Selon l’Office fédéral de la santé publique (OFSP), en Suisse, il y a encore près de 550 cas de tuberculose par an. La majorité d’entre eux touche des personnes issues de pays où la tuberculose est encore répandue (en particulier l’Afrique et l’Asie). Dans la population indigène, la moitié des cas concernent des retraités ayant contracté la maladie dans leur enfance. Pas vraiment de quoi en faire un article, me direz-vous. C’est vrai, sauf que, avec l’afflux de migrants ukrainiens, une certaine alerte de santé publique est nécessaire: dans ce pays, la tuberculose est environ 15 fois plus fréquente qu’en Suisse. C’est vrai qu’il n’y a pas de quoi paniquer puisque l’incidence passe de 5 à 75 pour 100’000 habitants (donc pas si fréquent… si on pense au Covid) mais est suffisante pour rappeler à chaque médecin que cette maladie continue de faire des ravages ailleurs dans le monde, même si elle devient anecdotique en Suisse. Surtout que certains arrivants vont se rendre directement chez des particuliers et ne passent pas par le circuit habituel des demandeurs d’asile et n’ont donc pas les contrôles sanitaires habituels.
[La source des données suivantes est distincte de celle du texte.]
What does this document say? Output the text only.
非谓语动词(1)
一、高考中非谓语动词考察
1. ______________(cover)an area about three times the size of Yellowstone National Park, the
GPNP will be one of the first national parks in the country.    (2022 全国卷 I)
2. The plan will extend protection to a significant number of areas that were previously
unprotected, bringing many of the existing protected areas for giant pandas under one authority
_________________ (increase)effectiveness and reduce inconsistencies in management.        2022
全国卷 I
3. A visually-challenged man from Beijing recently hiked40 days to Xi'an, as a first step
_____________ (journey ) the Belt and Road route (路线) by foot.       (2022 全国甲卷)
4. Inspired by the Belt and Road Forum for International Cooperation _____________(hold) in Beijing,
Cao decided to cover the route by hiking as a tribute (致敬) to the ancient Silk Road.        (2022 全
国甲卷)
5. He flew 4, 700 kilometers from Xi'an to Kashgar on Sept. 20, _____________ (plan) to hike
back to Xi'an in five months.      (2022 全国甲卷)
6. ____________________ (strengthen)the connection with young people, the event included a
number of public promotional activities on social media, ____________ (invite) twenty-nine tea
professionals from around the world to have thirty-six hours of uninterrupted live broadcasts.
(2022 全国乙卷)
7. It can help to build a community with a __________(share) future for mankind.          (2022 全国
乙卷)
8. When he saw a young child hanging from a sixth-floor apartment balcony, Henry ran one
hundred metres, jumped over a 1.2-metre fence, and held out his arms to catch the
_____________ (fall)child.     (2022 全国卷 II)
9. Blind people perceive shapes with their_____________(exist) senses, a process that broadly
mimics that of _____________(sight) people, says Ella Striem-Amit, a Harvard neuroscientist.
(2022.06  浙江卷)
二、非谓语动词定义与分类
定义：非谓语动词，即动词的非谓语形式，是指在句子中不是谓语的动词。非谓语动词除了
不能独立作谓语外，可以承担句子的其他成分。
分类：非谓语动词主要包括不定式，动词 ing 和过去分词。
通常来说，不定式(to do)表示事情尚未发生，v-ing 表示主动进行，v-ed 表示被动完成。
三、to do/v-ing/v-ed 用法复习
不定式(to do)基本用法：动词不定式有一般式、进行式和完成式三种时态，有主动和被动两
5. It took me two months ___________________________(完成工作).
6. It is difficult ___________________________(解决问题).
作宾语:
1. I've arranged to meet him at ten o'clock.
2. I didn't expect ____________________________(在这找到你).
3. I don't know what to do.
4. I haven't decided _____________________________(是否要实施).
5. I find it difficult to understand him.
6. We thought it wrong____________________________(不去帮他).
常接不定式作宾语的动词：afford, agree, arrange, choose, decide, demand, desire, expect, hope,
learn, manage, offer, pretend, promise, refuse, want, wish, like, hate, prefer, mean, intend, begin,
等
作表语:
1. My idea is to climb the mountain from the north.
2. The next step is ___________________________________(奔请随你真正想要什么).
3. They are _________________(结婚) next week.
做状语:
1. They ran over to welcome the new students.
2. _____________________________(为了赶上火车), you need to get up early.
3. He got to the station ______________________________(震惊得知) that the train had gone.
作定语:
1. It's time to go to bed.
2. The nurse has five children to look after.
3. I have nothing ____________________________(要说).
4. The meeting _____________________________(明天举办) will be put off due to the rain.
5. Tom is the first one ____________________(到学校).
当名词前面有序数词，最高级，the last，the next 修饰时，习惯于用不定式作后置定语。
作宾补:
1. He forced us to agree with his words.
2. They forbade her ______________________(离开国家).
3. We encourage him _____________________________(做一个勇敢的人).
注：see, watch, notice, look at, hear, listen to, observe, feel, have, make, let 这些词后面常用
Pour le canton de Vaud par exemple, c’est près de 80% des réfugiés ukrainiens qui sont dans des familles d’accueil, et tant mieux; c’est la preuve qu’une certaine solidarité existe encore!
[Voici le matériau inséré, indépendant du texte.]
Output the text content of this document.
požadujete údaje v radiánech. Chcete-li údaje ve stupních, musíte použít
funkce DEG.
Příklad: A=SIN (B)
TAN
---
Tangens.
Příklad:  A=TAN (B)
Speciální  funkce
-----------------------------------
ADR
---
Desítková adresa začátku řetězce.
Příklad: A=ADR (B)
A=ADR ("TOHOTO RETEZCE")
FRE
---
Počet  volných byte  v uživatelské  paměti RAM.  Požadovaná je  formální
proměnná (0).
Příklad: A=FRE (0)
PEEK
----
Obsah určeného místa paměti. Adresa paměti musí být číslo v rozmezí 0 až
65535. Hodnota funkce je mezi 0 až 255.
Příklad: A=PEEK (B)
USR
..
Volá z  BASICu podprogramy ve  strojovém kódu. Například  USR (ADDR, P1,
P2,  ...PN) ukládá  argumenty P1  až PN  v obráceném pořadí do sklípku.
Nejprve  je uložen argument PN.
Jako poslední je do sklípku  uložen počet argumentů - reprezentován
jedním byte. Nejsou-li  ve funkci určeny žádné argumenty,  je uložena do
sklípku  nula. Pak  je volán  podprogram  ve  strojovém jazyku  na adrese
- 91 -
Cela nous oblige néanmoins, nous soignants, à nous replonger dans cette maladie et à nous rappeler qu’il est important, lors d’une consultation avec un·e réfugié·e en particulier, de penser à la tuberculose.

Que nous dit l’OMS? La tuberculose reste l’une des maladies infectieuses les plus meurtrières au monde. Chaque jour, plus de 4100 personnes perdent la vie à cause d’elle et près de 28 000 contractent cette maladie évitable et curable. Les efforts mondiaux de lutte contre la tuberculose ont permis de sauver environ 66 millions de vies depuis l’an 2000. Cependant, la pandémie de Covid-19 a effacé des années de progrès dans le combat pour mettre fin à la tuberculose. Pour la première fois depuis plus d’une décennie, les décès dus à la tuberculose ont augmenté en 2020. Cette recrudescence est due à une fragilisation des programmes nationaux, encore souvent très verticaux et pour lesquels le financement a manqué, happé par la lutte contre le Covid-19. Sans parler des ressources humaines qui souvent ont été affectées à la lutte contre la pandémie. Le suivi des malades est devenu plus erratique et hélas souvent les médicaments ont manqué. C’est d’autant plus dommage et problématique qu’une tuberculose bien traitée se guérit, même si le traitement reste long, alors que le patient se sent rapidement mieux et sera moins enclin à chercher son traitement si une fois sur trois le centre de santé en est dépourvu ou le soignant n’est pas là! De plus, la tuberculose est sournoise et peut passer inaperçue (ou se guérir spontanément), être latente (et ne se réveiller que beaucoup plus tard dans la vie) ou se présenter comme une maladie franche. Ce qui complique la situation est le fait qu’une tuberculose mal traitée (souvent pas interruption du traitement) peut amener des multirésistances: on sait à ce sujet que l’est de l’Europe a une incidence de tuberculose multirésistante élevée, ce qui doit nous rendre d’autant plus attentifs à faire un diagnostic précoce. C’est un défi politique pour les systèmes de santé, un défi médical (protocoles de traitement adaptés) et un défi scientifique en particulier pour l’industrie pharmaceutique qui doit rattraper un gros retard: depuis la commercialisation de la rifampicine au début des années 1970, cinquante ans se sont écoulés sans qu’un nouveau tuberculostatique ne soit mis sur le marché et trop peu de nouvelles molécules sont disponibles.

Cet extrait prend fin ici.